L’erreur commise dans la circulaire de Laftit, signée de plus par le patron de la direction des collectivités locales, figure dans le paragraphe suivant: «Si le président refuse de notifier la requête de la démission dans l’ordre du jour de la session, les Walis et les gouverneurs doivent soumettre ce litige devant le référé du tribunal administratif compétent».
De son côté, le quotidien Al Ahdath Al Maghribia traite du même sujet dans son édition du jeudi 11 octobre, considérant que Laftit a tranché sur la loi qui révoque les présidents des communes. Il est vrai que l’article 70 de la loi organique des collectivités locales a suscité des débats juridiques très contradictoires. Mais la circulaire de Laftit a défini son mode d’application en affirmant que, si la requête de démission est soutenue par les 2/3 des élus du conseil, elle doit figurer dans l’ordre du jour. En cas de refus du président, il faut soumettre ce dossier à la juridiction des référés du tribunal administratif.

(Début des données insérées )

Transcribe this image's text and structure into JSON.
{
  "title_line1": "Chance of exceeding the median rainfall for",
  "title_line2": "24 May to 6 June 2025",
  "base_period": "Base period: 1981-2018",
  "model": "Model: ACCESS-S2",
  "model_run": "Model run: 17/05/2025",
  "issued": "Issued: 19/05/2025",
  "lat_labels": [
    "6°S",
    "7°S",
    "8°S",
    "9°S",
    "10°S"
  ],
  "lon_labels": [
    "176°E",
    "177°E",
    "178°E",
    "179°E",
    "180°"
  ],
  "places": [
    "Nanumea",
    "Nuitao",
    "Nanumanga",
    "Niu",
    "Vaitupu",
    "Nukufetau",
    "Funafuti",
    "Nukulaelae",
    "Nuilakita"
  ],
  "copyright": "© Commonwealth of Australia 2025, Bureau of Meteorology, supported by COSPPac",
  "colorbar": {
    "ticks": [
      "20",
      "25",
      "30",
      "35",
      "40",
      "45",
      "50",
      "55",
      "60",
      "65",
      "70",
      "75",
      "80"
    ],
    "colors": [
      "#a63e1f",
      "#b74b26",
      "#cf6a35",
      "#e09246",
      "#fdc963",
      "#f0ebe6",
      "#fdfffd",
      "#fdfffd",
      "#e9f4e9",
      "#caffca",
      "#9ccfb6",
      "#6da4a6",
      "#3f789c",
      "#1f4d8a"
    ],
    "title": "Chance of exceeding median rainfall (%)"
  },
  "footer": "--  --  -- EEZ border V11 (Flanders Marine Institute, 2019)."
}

Dans son édition du jeudi 11 octobre, le quotidien Al Akhbar a, pour sa part, longuement expliqué l’article 70 tout en indiquant que son application avait déjà commencé. Il cite notamment le cas du gouverneur de Mohammedia, Ali Salem Chagaf, qui a déposé, mardi dernier, une plainte en référé devant le tribunal administratif de Casablanca contre le président de la commune de Mohammedia. Le recours du ministère l’Intérieur à la justice fait suite au refus du président Hassan Antara (PJD) d’enregistrer dans l’ordre du jour de la session le point relatif à sa destitution. Il avait reçu, auparavant, une requête des deux tiers du conseil dont certains membres appartiennent à son propre parti ainsi qu’à ceux de l’USFP, du PAM et du RNI. Et comme la session d’octobre n’a pu se tenir, pour la deuxième fois, faute de quorum, le tribunal a entamé sa première audience, hier mercredi, pour étudier cette plainte.

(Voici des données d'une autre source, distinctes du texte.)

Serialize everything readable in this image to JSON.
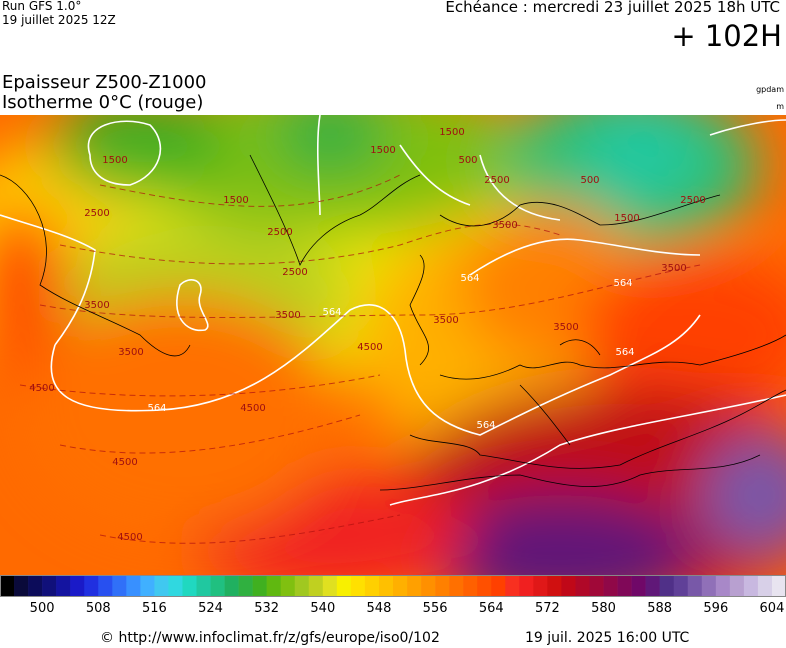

Dans la circulaire adressée aux Walis et aux gouverneurs, le ministre de l’intérieur exige l’application de l’article 70, du moment que trois ans sont passés après le début du mandat en cours. Le ministre a précisé que le délai défini commence à partir de la date d’affectation, soit le 4 septembre 2015 et non pas à partir de la date de l’élection du conseil. Il faut aussi, ajoute le ministre, tenir compte de la date de la tenue de la session et non pas de celle de la présentation de la requête de la révocation du président. Ce faisant, la demande des deux tiers des élus doit obligatoirement figurer dans l’ordre du jour de la session du conseil de la commune. Si le président refuse de s’y astreindre, il faut que ce litige soit soumis en référé au tribunal administratif.

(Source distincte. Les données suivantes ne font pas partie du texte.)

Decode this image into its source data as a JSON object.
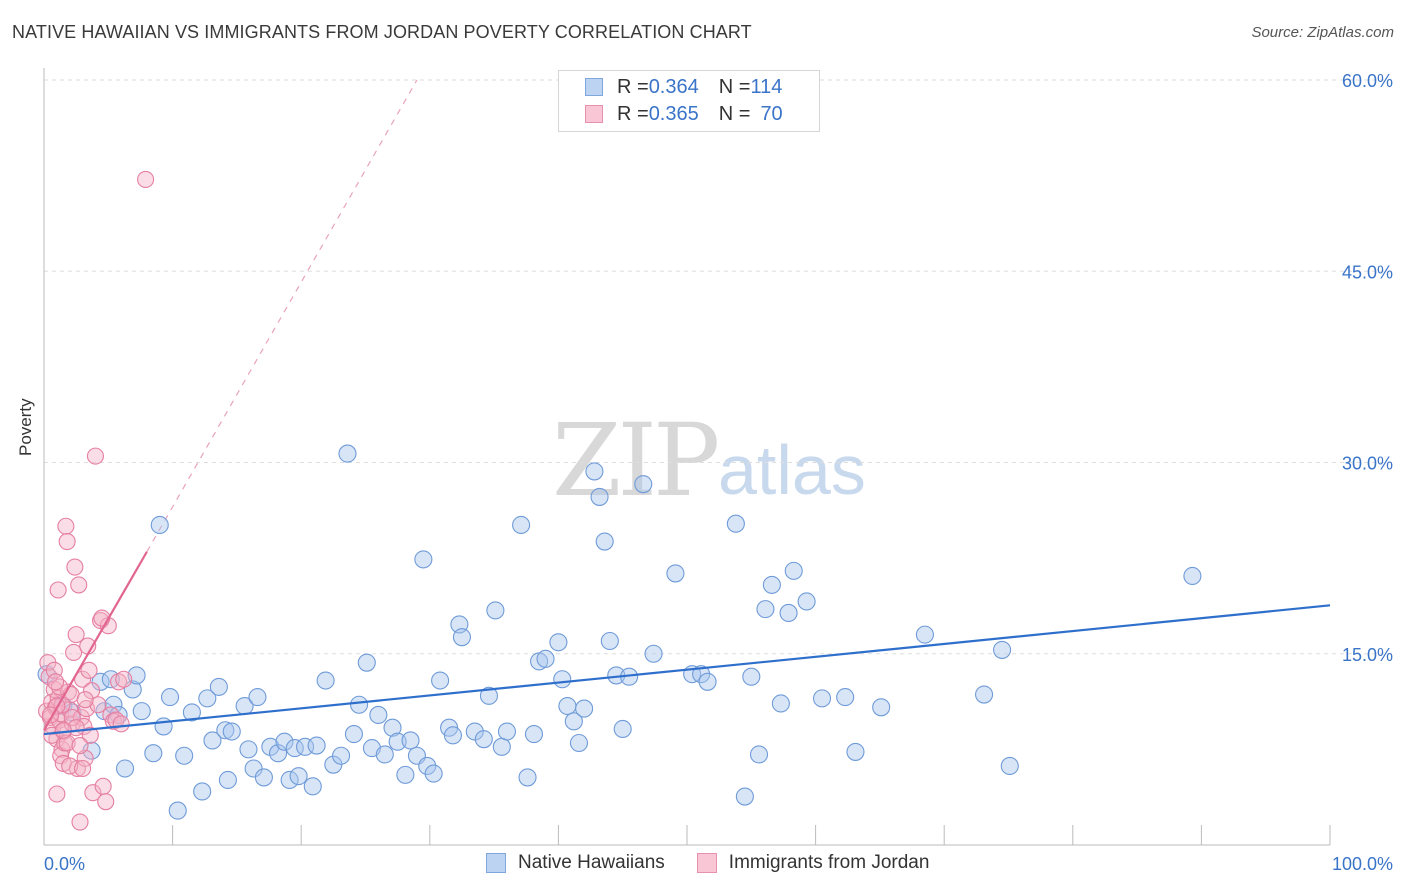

L’article 70 de la loi organique des collectivités locales permet aux élus de présenter une requête pour demander la révocation du président, et ce après l’expiration de trois ans de la mandature. Cependant, pour activer cette procédure, la requête de démission doit être soutenue par les 2/3 des élus du conseil. Cette démarche, qui ne peut se produire qu'une seule fois, doit être enregistrée dans l’ordre du jour de la session. Si le président refuse de présenter sa démission, le conseil peut demander par une délibération (approuvée par les 3/4 de ses membres) au gouverneur de saisir le tribunal administratif en vue de statuer sur la demande de révocation du président en question. Le tribunal doit statuer sur cette affaire dans un délai de 30 jours à partir de la réception de la plainte de l’agent d’autorité.